What is at the opposite end of the spectrum? The tax code, politics, health care and education.
The report, "The Challenge of Shared Prosperity," asks respondents to share their experiences with, and perceptions of, new firm formation. It focused on the barriers to starting a business and the steps that local leaders might take to lower those barriers.
The report also showed that HSB alumni around the world feel that the barriers to entrepreneurship are receding and that it is easier to start a new firm today than it was ten years ago. And while the strides being made outside the U.S. are impressive, "all elements of entrepreneurial ecosystems, from capital and talent to professional netorks and office space, are more available in the U.S. than elsewhere."
The number one barrier to entrepreneurship in America is the cost of health care (64%), followed by regulatory burdens (57%), tax burdens (54%) and lack of startup capital (52%).

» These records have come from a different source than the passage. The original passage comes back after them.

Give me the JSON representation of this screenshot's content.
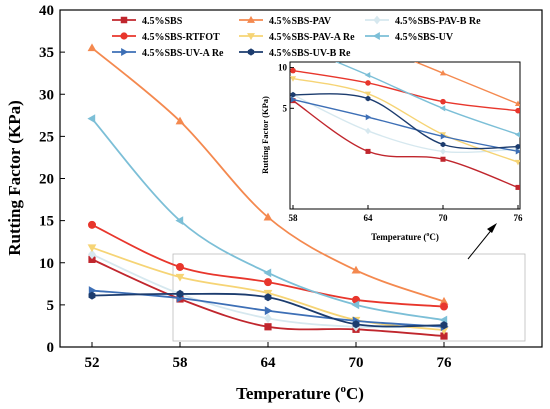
{
  "chart_data": [
    {
      "type": "line",
      "xlabel": "Temperature (°C)",
      "xlabel_main": "Temperature (",
      "xlabel_sup": "o",
      "xlabel_tail": "C)",
      "ylabel": "Rutting Factor (KPa)",
      "categories": [
        "52",
        "58",
        "64",
        "70",
        "76"
      ],
      "x": [
        52,
        58,
        64,
        70,
        76
      ],
      "ylim": [
        0,
        40
      ],
      "yticks": [
        "0",
        "5",
        "10",
        "15",
        "20",
        "25",
        "30",
        "35",
        "40"
      ],
      "grid": false,
      "legend_position": "top",
      "series": [
        {
          "name": "4.5%SBS",
          "color": "#c0262d",
          "marker": "square",
          "values": [
            10.4,
            5.7,
            2.4,
            2.1,
            1.3
          ]
        },
        {
          "name": "4.5%SBS-PAV",
          "color": "#f4894f",
          "marker": "triangle-up",
          "values": [
            35.5,
            26.8,
            15.4,
            9.1,
            5.4
          ]
        },
        {
          "name": "4.5%SBS-PAV-B Re",
          "color": "#d6e8ef",
          "marker": "diamond",
          "values": [
            11.0,
            6.3,
            3.4,
            2.4,
            2.5
          ]
        },
        {
          "name": "4.5%SBS-RTFOT",
          "color": "#e8362c",
          "marker": "circle",
          "values": [
            14.5,
            9.5,
            7.7,
            5.6,
            4.8
          ]
        },
        {
          "name": "4.5%SBS-PAV-A Re",
          "color": "#f6d475",
          "marker": "triangle-down",
          "values": [
            11.8,
            8.3,
            6.4,
            3.2,
            2.0
          ]
        },
        {
          "name": "4.5%SBS-UV",
          "color": "#7cbfd7",
          "marker": "triangle-left",
          "values": [
            27.1,
            15.0,
            8.8,
            5.0,
            3.2
          ]
        },
        {
          "name": "4.5%SBS-UV-A Re",
          "color": "#3d6fb6",
          "marker": "triangle-right",
          "values": [
            6.7,
            5.8,
            4.3,
            3.1,
            2.4
          ]
        },
        {
          "name": "4.5%SBS-UV-B Re",
          "color": "#1c3c6e",
          "marker": "hexagon",
          "values": [
            6.1,
            6.3,
            5.9,
            2.7,
            2.6
          ]
        }
      ]
    },
    {
      "type": "line",
      "role": "inset",
      "xlabel_main": "Temperature (",
      "xlabel_sup": "o",
      "xlabel_tail": "C)",
      "ylabel": "Rutting Factor (KPa)",
      "categories": [
        "58",
        "64",
        "70",
        "76"
      ],
      "x": [
        58,
        64,
        70,
        76
      ],
      "ylim": [
        0.9,
        11
      ],
      "ytick_values": [
        5,
        10
      ],
      "yticks": [
        "5",
        "10"
      ]
    }
  ]
}
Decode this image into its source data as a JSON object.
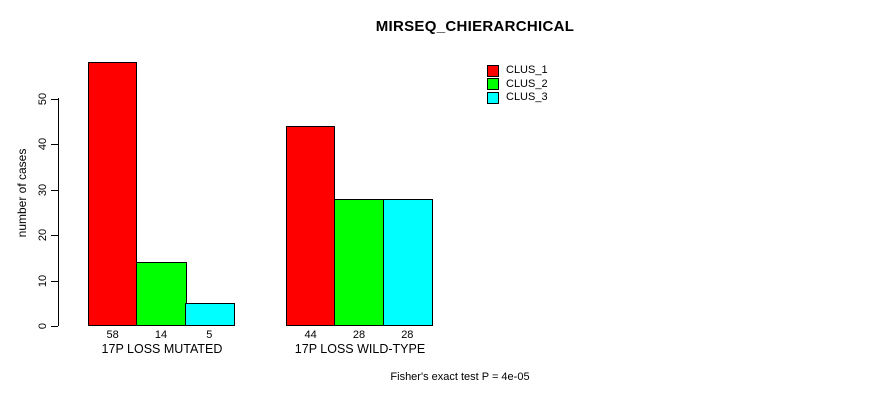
{
  "chart_data": {
    "type": "bar",
    "title": "MIRSEQ_CHIERARCHICAL",
    "xlabel": "",
    "ylabel": "number of cases",
    "categories": [
      "17P LOSS MUTATED",
      "17P LOSS WILD-TYPE"
    ],
    "series": [
      {
        "name": "CLUS_1",
        "color": "#FF0000",
        "values": [
          58,
          44
        ]
      },
      {
        "name": "CLUS_2",
        "color": "#00FF00",
        "values": [
          14,
          28
        ]
      },
      {
        "name": "CLUS_3",
        "color": "#00FFFF",
        "values": [
          5,
          28
        ]
      }
    ],
    "bar_value_labels_shown": true,
    "y_ticks": [
      0,
      10,
      20,
      30,
      40,
      50
    ],
    "ylim": [
      0,
      58
    ],
    "grid": false,
    "legend_position": "top-right",
    "annotation": "Fisher's exact test P = 4e-05",
    "background_color": "#FFFFFF",
    "axis_color": "#000000"
  }
}
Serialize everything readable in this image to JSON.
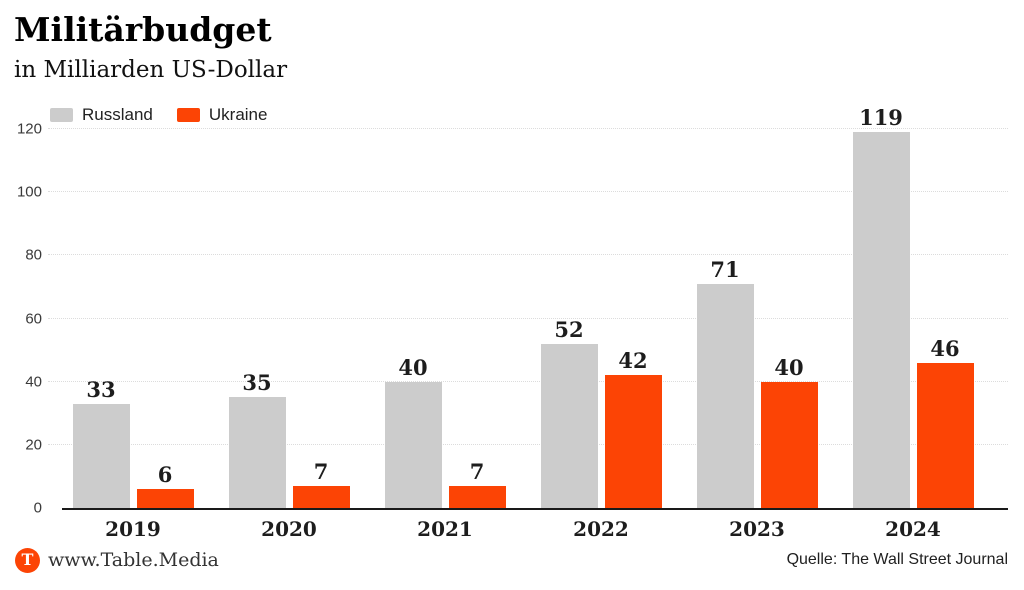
{
  "header": {
    "title": "Militärbudget",
    "subtitle": "in Milliarden US-Dollar"
  },
  "chart_data": {
    "type": "bar",
    "title": "Militärbudget",
    "subtitle": "in Milliarden US-Dollar",
    "categories": [
      "2019",
      "2020",
      "2021",
      "2022",
      "2023",
      "2024"
    ],
    "series": [
      {
        "name": "Russland",
        "color": "#cccccc",
        "values": [
          33,
          35,
          40,
          52,
          71,
          119
        ]
      },
      {
        "name": "Ukraine",
        "color": "#fc4405",
        "values": [
          6,
          7,
          7,
          42,
          40,
          46
        ]
      }
    ],
    "xlabel": "",
    "ylabel": "",
    "ylim": [
      0,
      120
    ],
    "yticks": [
      0,
      20,
      40,
      60,
      80,
      100,
      120
    ],
    "grid": "horizontal-dotted",
    "legend_position": "top-left",
    "value_labels": true
  },
  "colors": {
    "russland_bar": "#cccccc",
    "ukraine_bar": "#fc4405",
    "baseline": "#1a1a1a",
    "gridline": "#dcdcdc",
    "brand_orange": "#fc4405"
  },
  "footer": {
    "logo_letter": "T",
    "site": "www.Table.Media",
    "source": "Quelle: The Wall Street Journal"
  }
}
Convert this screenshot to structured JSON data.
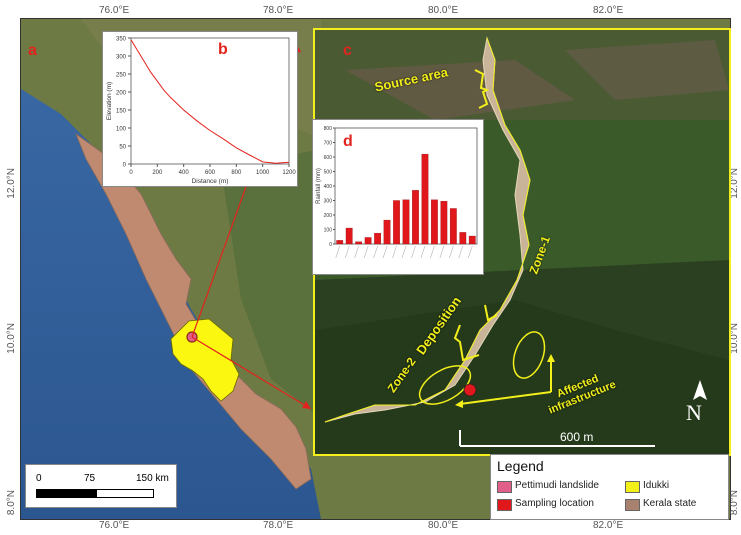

In other parts of the world, HBS alumni pointed to lack of startup capital (71%) as the top challenge, followed by lack of growth capital (68%), lack of managerial talent (66%) and regulatory burdens (66%).
How important is it to focus on investments to bolster entrepreneurial ecosystems? 82 percent of all respondents said that it was equal or higher priority to other investments to improve the economy of a respondent's region.